A boa gestão das questões fiscais é um dos pilares essenciais para o progresso, independente do governo. Equilibrar as contas públicas para fazer face às despesas obrigatórias e incluir novas despesas no Orçamento exige uma organização que, hoje, não é adequada.
A avaliação é do professor associado da Fundação Dom Cabral, Paulo Paiva. Foi também Ministro do Trabalho e do Planejamento e Orçamento no governo de Fernando Henrique Cardoso.
Paiva apresenta uma projeção preocupante para o futuro da economia no Brasil: um colapso fiscal. O conceito refere-se à situação em que toda a receita tributária do país estará totalmente comprometida com despesas obrigatórias.
Como resultado, será impossível garantir espaço para gastos discricionários e, consequentemente, o Executivo perderá a flexibilidade e a capacidade de gerir o Orçamento.
Para contextualizar o conceito apresentado, o professor destaca que “em 2010, tivemos um compromisso de receita com despesas obrigatórias totalizando 86%. 13 anos depois, esse percentual chega agora a 92%.”
A questão é que, segundo ele, se a situação continuar na mesma velocidade, em 2040 a receita total será comprometida com as despesas existentes.
Seguro Social
Num panorama do conjunto de despesas, Paiva destaca que os benefícios da Previdência Social são os que mais crescem.
Para ele, a administração da Segurança Social deve observar um ponto crucial para o futuro do Orçamento: a transição demográfica.
Paiva considera que o sistema atual, em que os trabalhadores contribuem para o pagamento do benefício da segurança social, é sustentável durante o período em que o número de cidadãos que ingressam no mercado de trabalho é superior ao número de pessoas que passam a receber o benefício.
As projeções indicam, no entanto, que a transição demográfica conduzirá a uma diminuição do número de contribuintes. Com isso, destaca o ex-ministro, as despesas deverão crescer mais rapidamente que as receitas.
“Esse casamento entre receitas e despesas nos leva a projetar que o sistema previdenciário no Brasil é insustentável. Uma nova reforma deverá ser realizada em um futuro próximo. Quanto antes melhor”, afirma.
Ainda sobre a Previdência Social, Paiva destaca outro problema, desta vez, na legislação brasileira.
“Os benefícios previdenciários são reajustados anualmente com base no salário mínimo. Isto cria uma grande pressão para evitar um aumento maior do salário mínimo. Por outro lado, deverá ter uma trajetória de crescimento que incorpore os ganhos de produtividade dos trabalhadores.”
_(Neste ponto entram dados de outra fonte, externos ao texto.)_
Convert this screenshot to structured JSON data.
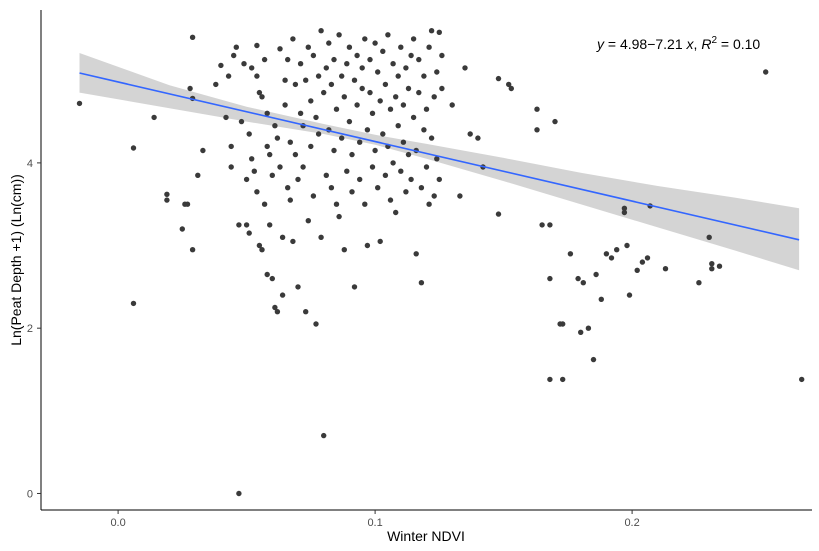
{
  "chart_data": {
    "type": "scatter",
    "xlabel": "Winter NDVI",
    "ylabel": "Ln(Peat Depth +1) (Ln(cm))",
    "xlim": [
      -0.03,
      0.27
    ],
    "ylim": [
      -0.2,
      5.85
    ],
    "x_ticks": [
      0.0,
      0.1,
      0.2
    ],
    "x_tick_labels": [
      "0.0",
      "0.1",
      "0.2"
    ],
    "y_ticks": [
      0,
      2,
      4
    ],
    "y_tick_labels": [
      "0",
      "2",
      "4"
    ],
    "grid": false,
    "annotation": {
      "y_symbol": "y",
      "equation_text": " = 4.98−7.21 ",
      "x_symbol": "x",
      "sep": ", ",
      "r_symbol": "R",
      "r_exponent": "2",
      "r2_text": " = 0.10"
    },
    "regression": {
      "intercept": 4.98,
      "slope": -7.21,
      "x_range": [
        -0.015,
        0.265
      ]
    },
    "confidence_band": [
      {
        "x": -0.015,
        "lo": 4.85,
        "hi": 5.33
      },
      {
        "x": 0.02,
        "lo": 4.66,
        "hi": 4.94
      },
      {
        "x": 0.05,
        "lo": 4.5,
        "hi": 4.68
      },
      {
        "x": 0.08,
        "lo": 4.35,
        "hi": 4.47
      },
      {
        "x": 0.1,
        "lo": 4.22,
        "hi": 4.34
      },
      {
        "x": 0.12,
        "lo": 4.05,
        "hi": 4.23
      },
      {
        "x": 0.15,
        "lo": 3.78,
        "hi": 4.06
      },
      {
        "x": 0.18,
        "lo": 3.5,
        "hi": 3.88
      },
      {
        "x": 0.21,
        "lo": 3.22,
        "hi": 3.72
      },
      {
        "x": 0.24,
        "lo": 2.94,
        "hi": 3.58
      },
      {
        "x": 0.265,
        "lo": 2.7,
        "hi": 3.45
      }
    ],
    "colors": {
      "points": "#3a3a3a",
      "line": "#3366ff",
      "band": "#cccccc",
      "axis": "#000000"
    },
    "points": [
      [
        -0.015,
        4.72
      ],
      [
        0.006,
        2.3
      ],
      [
        0.006,
        4.18
      ],
      [
        0.014,
        4.55
      ],
      [
        0.019,
        3.62
      ],
      [
        0.019,
        3.55
      ],
      [
        0.025,
        3.2
      ],
      [
        0.026,
        3.5
      ],
      [
        0.027,
        3.5
      ],
      [
        0.028,
        4.9
      ],
      [
        0.029,
        2.95
      ],
      [
        0.029,
        4.78
      ],
      [
        0.029,
        5.52
      ],
      [
        0.031,
        3.85
      ],
      [
        0.033,
        4.15
      ],
      [
        0.038,
        4.95
      ],
      [
        0.04,
        5.18
      ],
      [
        0.042,
        4.55
      ],
      [
        0.043,
        5.05
      ],
      [
        0.044,
        4.2
      ],
      [
        0.044,
        3.95
      ],
      [
        0.045,
        5.3
      ],
      [
        0.046,
        5.4
      ],
      [
        0.047,
        3.25
      ],
      [
        0.047,
        0.0
      ],
      [
        0.048,
        4.5
      ],
      [
        0.049,
        5.2
      ],
      [
        0.05,
        3.8
      ],
      [
        0.05,
        3.25
      ],
      [
        0.051,
        4.35
      ],
      [
        0.051,
        3.15
      ],
      [
        0.052,
        5.15
      ],
      [
        0.052,
        4.05
      ],
      [
        0.053,
        3.9
      ],
      [
        0.054,
        5.05
      ],
      [
        0.054,
        5.42
      ],
      [
        0.054,
        3.65
      ],
      [
        0.055,
        4.85
      ],
      [
        0.055,
        3.0
      ],
      [
        0.056,
        4.8
      ],
      [
        0.056,
        2.95
      ],
      [
        0.057,
        5.25
      ],
      [
        0.057,
        3.5
      ],
      [
        0.058,
        4.6
      ],
      [
        0.058,
        4.2
      ],
      [
        0.058,
        2.65
      ],
      [
        0.059,
        3.25
      ],
      [
        0.059,
        4.1
      ],
      [
        0.06,
        2.6
      ],
      [
        0.06,
        3.85
      ],
      [
        0.061,
        2.25
      ],
      [
        0.061,
        4.45
      ],
      [
        0.062,
        4.3
      ],
      [
        0.062,
        2.2
      ],
      [
        0.063,
        3.95
      ],
      [
        0.063,
        5.38
      ],
      [
        0.064,
        3.1
      ],
      [
        0.064,
        2.4
      ],
      [
        0.065,
        4.7
      ],
      [
        0.065,
        5.0
      ],
      [
        0.066,
        5.25
      ],
      [
        0.066,
        3.7
      ],
      [
        0.067,
        4.25
      ],
      [
        0.067,
        3.55
      ],
      [
        0.068,
        5.5
      ],
      [
        0.068,
        3.05
      ],
      [
        0.069,
        4.1
      ],
      [
        0.069,
        4.95
      ],
      [
        0.07,
        3.8
      ],
      [
        0.07,
        2.5
      ],
      [
        0.071,
        5.2
      ],
      [
        0.071,
        4.6
      ],
      [
        0.072,
        3.95
      ],
      [
        0.072,
        4.45
      ],
      [
        0.073,
        5.0
      ],
      [
        0.073,
        2.2
      ],
      [
        0.074,
        5.4
      ],
      [
        0.074,
        3.3
      ],
      [
        0.075,
        4.75
      ],
      [
        0.075,
        4.2
      ],
      [
        0.076,
        5.3
      ],
      [
        0.076,
        3.6
      ],
      [
        0.077,
        2.05
      ],
      [
        0.077,
        4.55
      ],
      [
        0.078,
        5.05
      ],
      [
        0.078,
        4.35
      ],
      [
        0.079,
        5.6
      ],
      [
        0.079,
        3.1
      ],
      [
        0.08,
        0.7
      ],
      [
        0.08,
        4.85
      ],
      [
        0.081,
        5.15
      ],
      [
        0.081,
        3.85
      ],
      [
        0.082,
        4.4
      ],
      [
        0.082,
        5.45
      ],
      [
        0.083,
        3.7
      ],
      [
        0.083,
        4.95
      ],
      [
        0.084,
        4.15
      ],
      [
        0.084,
        5.25
      ],
      [
        0.085,
        3.5
      ],
      [
        0.085,
        4.65
      ],
      [
        0.086,
        5.55
      ],
      [
        0.086,
        3.35
      ],
      [
        0.087,
        4.3
      ],
      [
        0.087,
        5.05
      ],
      [
        0.088,
        2.95
      ],
      [
        0.088,
        4.8
      ],
      [
        0.089,
        5.2
      ],
      [
        0.089,
        3.9
      ],
      [
        0.09,
        4.5
      ],
      [
        0.09,
        5.4
      ],
      [
        0.091,
        3.65
      ],
      [
        0.091,
        4.1
      ],
      [
        0.092,
        5.0
      ],
      [
        0.092,
        2.5
      ],
      [
        0.093,
        4.7
      ],
      [
        0.093,
        5.3
      ],
      [
        0.094,
        3.8
      ],
      [
        0.094,
        4.25
      ],
      [
        0.095,
        5.15
      ],
      [
        0.095,
        4.9
      ],
      [
        0.096,
        3.5
      ],
      [
        0.096,
        5.5
      ],
      [
        0.097,
        4.4
      ],
      [
        0.097,
        3.0
      ],
      [
        0.098,
        4.85
      ],
      [
        0.098,
        5.25
      ],
      [
        0.099,
        3.95
      ],
      [
        0.099,
        4.6
      ],
      [
        0.1,
        5.45
      ],
      [
        0.1,
        4.15
      ],
      [
        0.101,
        3.7
      ],
      [
        0.101,
        5.1
      ],
      [
        0.102,
        4.75
      ],
      [
        0.102,
        3.05
      ],
      [
        0.103,
        5.35
      ],
      [
        0.103,
        4.35
      ],
      [
        0.104,
        3.85
      ],
      [
        0.104,
        4.95
      ],
      [
        0.105,
        5.55
      ],
      [
        0.105,
        4.2
      ],
      [
        0.106,
        3.55
      ],
      [
        0.106,
        4.65
      ],
      [
        0.107,
        5.2
      ],
      [
        0.107,
        4.0
      ],
      [
        0.108,
        3.4
      ],
      [
        0.108,
        4.8
      ],
      [
        0.109,
        5.05
      ],
      [
        0.109,
        4.45
      ],
      [
        0.11,
        3.9
      ],
      [
        0.11,
        5.4
      ],
      [
        0.111,
        4.25
      ],
      [
        0.111,
        4.7
      ],
      [
        0.112,
        3.65
      ],
      [
        0.112,
        5.15
      ],
      [
        0.113,
        4.1
      ],
      [
        0.113,
        4.9
      ],
      [
        0.114,
        5.3
      ],
      [
        0.114,
        3.8
      ],
      [
        0.115,
        4.55
      ],
      [
        0.115,
        5.5
      ],
      [
        0.116,
        4.15
      ],
      [
        0.116,
        2.9
      ],
      [
        0.117,
        4.85
      ],
      [
        0.117,
        5.25
      ],
      [
        0.118,
        3.7
      ],
      [
        0.118,
        2.55
      ],
      [
        0.119,
        4.4
      ],
      [
        0.119,
        5.05
      ],
      [
        0.12,
        3.95
      ],
      [
        0.12,
        4.65
      ],
      [
        0.121,
        5.4
      ],
      [
        0.121,
        3.5
      ],
      [
        0.122,
        4.3
      ],
      [
        0.122,
        5.6
      ],
      [
        0.123,
        3.6
      ],
      [
        0.123,
        4.8
      ],
      [
        0.124,
        5.1
      ],
      [
        0.124,
        4.05
      ],
      [
        0.125,
        5.58
      ],
      [
        0.125,
        3.8
      ],
      [
        0.126,
        4.9
      ],
      [
        0.126,
        5.3
      ],
      [
        0.13,
        4.7
      ],
      [
        0.133,
        3.6
      ],
      [
        0.135,
        5.15
      ],
      [
        0.137,
        4.35
      ],
      [
        0.14,
        4.3
      ],
      [
        0.142,
        3.95
      ],
      [
        0.148,
        3.38
      ],
      [
        0.148,
        5.02
      ],
      [
        0.152,
        4.95
      ],
      [
        0.153,
        4.9
      ],
      [
        0.163,
        4.65
      ],
      [
        0.163,
        4.4
      ],
      [
        0.165,
        3.25
      ],
      [
        0.168,
        3.25
      ],
      [
        0.168,
        2.6
      ],
      [
        0.168,
        1.38
      ],
      [
        0.17,
        4.5
      ],
      [
        0.172,
        2.05
      ],
      [
        0.173,
        2.05
      ],
      [
        0.173,
        1.38
      ],
      [
        0.176,
        2.9
      ],
      [
        0.179,
        2.6
      ],
      [
        0.18,
        1.95
      ],
      [
        0.181,
        2.55
      ],
      [
        0.183,
        2.0
      ],
      [
        0.185,
        1.62
      ],
      [
        0.186,
        2.65
      ],
      [
        0.188,
        2.35
      ],
      [
        0.19,
        2.9
      ],
      [
        0.192,
        2.85
      ],
      [
        0.194,
        2.95
      ],
      [
        0.197,
        3.45
      ],
      [
        0.197,
        3.4
      ],
      [
        0.198,
        3.0
      ],
      [
        0.199,
        2.4
      ],
      [
        0.202,
        2.7
      ],
      [
        0.204,
        2.8
      ],
      [
        0.206,
        2.85
      ],
      [
        0.207,
        3.48
      ],
      [
        0.213,
        2.72
      ],
      [
        0.226,
        2.55
      ],
      [
        0.23,
        3.1
      ],
      [
        0.231,
        2.78
      ],
      [
        0.231,
        2.72
      ],
      [
        0.234,
        2.75
      ],
      [
        0.252,
        5.1
      ],
      [
        0.266,
        1.38
      ]
    ]
  }
}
Ele considera que, como o benefício incorpora os ganhos do aumento da produtividade, esse aumento é transferido para quem não contribuiu, ou seja, os aposentados.
Com isso, o professor avalia que seria justo que benefícios, como a Previdência Social, fossem corrigidos pelo índice de inflação, e não pelo salário mínimo.
Emendas e legislação
Apesar da relevância da reforma previdenciária, ela não é a única necessária na reorganização do Orçamento do Brasil, ressalta Paiva.
“O aumento extraordinário de emendas parlamentares é um indício da redução da capacidade do Executivo de gerir o país e, especificamente, da gestão do Orçamento”, analisa.
Ele ressalta ainda que a questão fiscal é apartidária. “Ninguém governará o Brasil se esta trajetória de crise fiscal anunciada não for resolvida.”
No plano legislativo, uma decisão instituída em 1964 também se destaca na discussão do possível colapso fiscal.
A Lei 4.320 estabelece normas gerais de direito financeiro para elaboração e controle de orçamentos e balanços da União, dos estados, dos municípios e do Distrito Federal.
Apesar de inovador para a época, segundo Paiva, precisa ser atualizado. Esta estrutura institucional das finanças públicas define como a sociedade gostaria que as contribuições para o governo fossem geridas. De forma eficiente, do ponto de vista da sua alocação, e tendo em vista o bem-estar coletivo.
“Há um aporte financeiro independente no Senado que acompanhou a revisão. Há instituições que estão acompanhando e especialistas muito competentes que estão trabalhando nessas questões. Acho que seria importante avançar e convidar a sociedade para discutir esses temas”, finaliza.